How can I fix this problem? Is the size of /dev/xconsole indeed limited ? Can I increase the size?

  • 2
    Something is supposed to read from /dev/xconsole from the moment you start logging. You need to start that cat /dev/xconsole before you start rsyslogd. Sep 13, 2015 at 22:08
  • @Gilles - I need the whole log output. I cannot discard it. Is it possible to increase the size of /dev/xconsole to 128 KB ? Sep 14, 2015 at 6:27
  • @Martin Vegter: The solution (of a real problem) is obvious: discard /dev/xconsole and log directly to file(s). Why do you seek adventures here? Sep 14, 2015 at 10:14
  • @IncnisMrsi.
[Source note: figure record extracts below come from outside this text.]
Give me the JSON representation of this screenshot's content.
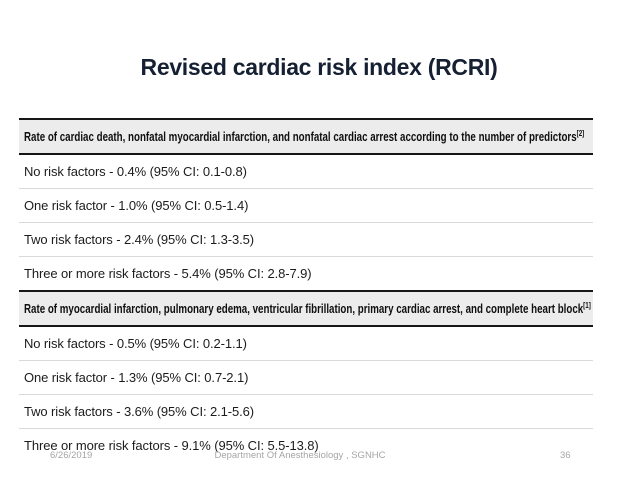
{
  "slide": {
    "title": "Revised cardiac risk index (RCRI)",
    "footer": {
      "date": "6/26/2019",
      "department": "Department Of Anesthesiology , SGNHC",
      "page_number": "36"
    }
  },
  "table": {
    "sections": [
      {
        "header": "Rate of cardiac death, nonfatal myocardial infarction, and nonfatal cardiac arrest according to the number of predictors",
        "header_ref": "[2]",
        "rows": [
          "No risk factors - 0.4% (95% CI: 0.1-0.8)",
          "One risk factor - 1.0% (95% CI: 0.5-1.4)",
          "Two risk factors - 2.4% (95% CI: 1.3-3.5)",
          "Three or more risk factors - 5.4% (95% CI: 2.8-7.9)"
        ]
      },
      {
        "header": "Rate of myocardial infarction, pulmonary edema, ventricular fibrillation, primary cardiac arrest, and complete heart block",
        "header_ref": "[1]",
        "rows": [
          "No risk factors - 0.5% (95% CI: 0.2-1.1)",
          "One risk factor - 1.3% (95% CI: 0.7-2.1)",
          "Two risk factors - 3.6% (95% CI: 2.1-5.6)",
          "Three or more risk factors - 9.1% (95% CI: 5.5-13.8)"
        ]
      }
    ]
  },
  "colors": {
    "title_text": "#162033",
    "section_header_bg": "#ececec",
    "dark_border": "#161616",
    "row_divider": "#d9d9d9",
    "footer_text": "#a6a6a6"
  }
}
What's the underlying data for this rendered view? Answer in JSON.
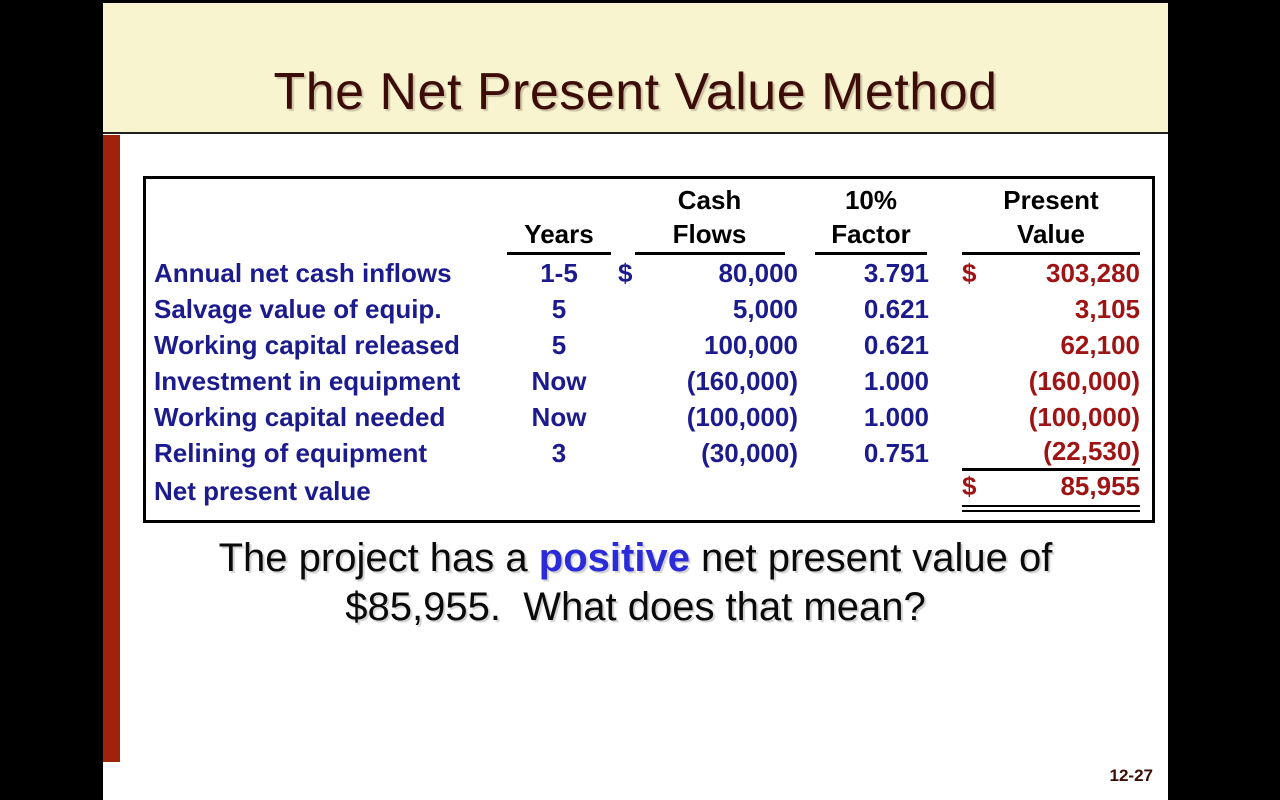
{
  "slide": {
    "title": "The Net Present Value Method",
    "page_number": "12-27",
    "colors": {
      "header_band": "#F7F4CF",
      "accent_bar": "#A0220A",
      "title_text": "#3C0D08",
      "table_text_blue": "#1B1B8E",
      "present_value_red": "#9E1414",
      "highlight_blue": "#2B2BD9",
      "border_black": "#000000"
    },
    "table": {
      "headers": {
        "years": "Years",
        "cash_line1": "Cash",
        "cash_line2": "Flows",
        "factor_line1": "10%",
        "factor_line2": "Factor",
        "value_line1": "Present",
        "value_line2": "Value"
      },
      "rows": [
        {
          "label": "Annual net cash inflows",
          "years": "1-5",
          "cash_dollar": "$",
          "cash": "80,000",
          "factor": "3.791",
          "pv_dollar": "$",
          "pv": "303,280"
        },
        {
          "label": "Salvage value of equip.",
          "years": "5",
          "cash_dollar": "",
          "cash": "5,000",
          "factor": "0.621",
          "pv_dollar": "",
          "pv": "3,105"
        },
        {
          "label": "Working capital released",
          "years": "5",
          "cash_dollar": "",
          "cash": "100,000",
          "factor": "0.621",
          "pv_dollar": "",
          "pv": "62,100"
        },
        {
          "label": "Investment in equipment",
          "years": "Now",
          "cash_dollar": "",
          "cash": "(160,000)",
          "factor": "1.000",
          "pv_dollar": "",
          "pv": "(160,000)"
        },
        {
          "label": "Working capital needed",
          "years": "Now",
          "cash_dollar": "",
          "cash": "(100,000)",
          "factor": "1.000",
          "pv_dollar": "",
          "pv": "(100,000)"
        },
        {
          "label": "Relining of equipment",
          "years": "3",
          "cash_dollar": "",
          "cash": "(30,000)",
          "factor": "0.751",
          "pv_dollar": "",
          "pv": "(22,530)"
        },
        {
          "label": "Net present value",
          "years": "",
          "cash_dollar": "",
          "cash": "",
          "factor": "",
          "pv_dollar": "$",
          "pv": "85,955"
        }
      ]
    },
    "body": {
      "line1_pre": "The project has a ",
      "line1_highlight": "positive",
      "line1_post": " net present value of",
      "line2": "$85,955.  What does that mean?"
    }
  },
  "chart_data": {
    "type": "table",
    "title": "The Net Present Value Method",
    "columns": [
      "Item",
      "Years",
      "Cash Flows",
      "10% Factor",
      "Present Value"
    ],
    "rows": [
      [
        "Annual net cash inflows",
        "1-5",
        80000,
        3.791,
        303280
      ],
      [
        "Salvage value of equip.",
        "5",
        5000,
        0.621,
        3105
      ],
      [
        "Working capital released",
        "5",
        100000,
        0.621,
        62100
      ],
      [
        "Investment in equipment",
        "Now",
        -160000,
        1.0,
        -160000
      ],
      [
        "Working capital needed",
        "Now",
        -100000,
        1.0,
        -100000
      ],
      [
        "Relining of equipment",
        "3",
        -30000,
        0.751,
        -22530
      ],
      [
        "Net present value",
        "",
        null,
        null,
        85955
      ]
    ]
  }
}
If you open a fifo with O_WRONLY, the open blocks (or fails (with ENXIO on Linux) for a non-blocking open) and the pipe is not instantiated until something opens in RDONLY or RDWR. On Linux, if you open with O_RDWR, the pipe is instantiated and you can start writing data to it. (which can be read by yourself (on that same fd where reading reads from the other end of the pipe) or other processes opening the fifo in RDONLY or RDWR mode). Sep 14, 2015 at 12:55
  • @StéphaneChazelas: thanks for pointing out, which namely system call is blocked when nobody reads. Sep 14, 2015 at 13:00

1 Answer 1


Technically, /dev/xconsole has no size since it’s a named pipe a.k.a. . But the Linux kernel supplies each such object, when in use, with a buffer, 64 KiB (in Linux 3.x) or 4 KiB (in Linux 2.x). Not in the filesystem, only in memory. See https://stackoverflow.com/questions/4624071/pipe-buffer-size-is-4k-or-64k and https://unix.stackexchange.com/a/229544/80483 for more information.

If the application (xconsole) doesn’t read its data timely, then the buffer becomes full; syslog can’t write there and, avoiding to be blocked, drops messages.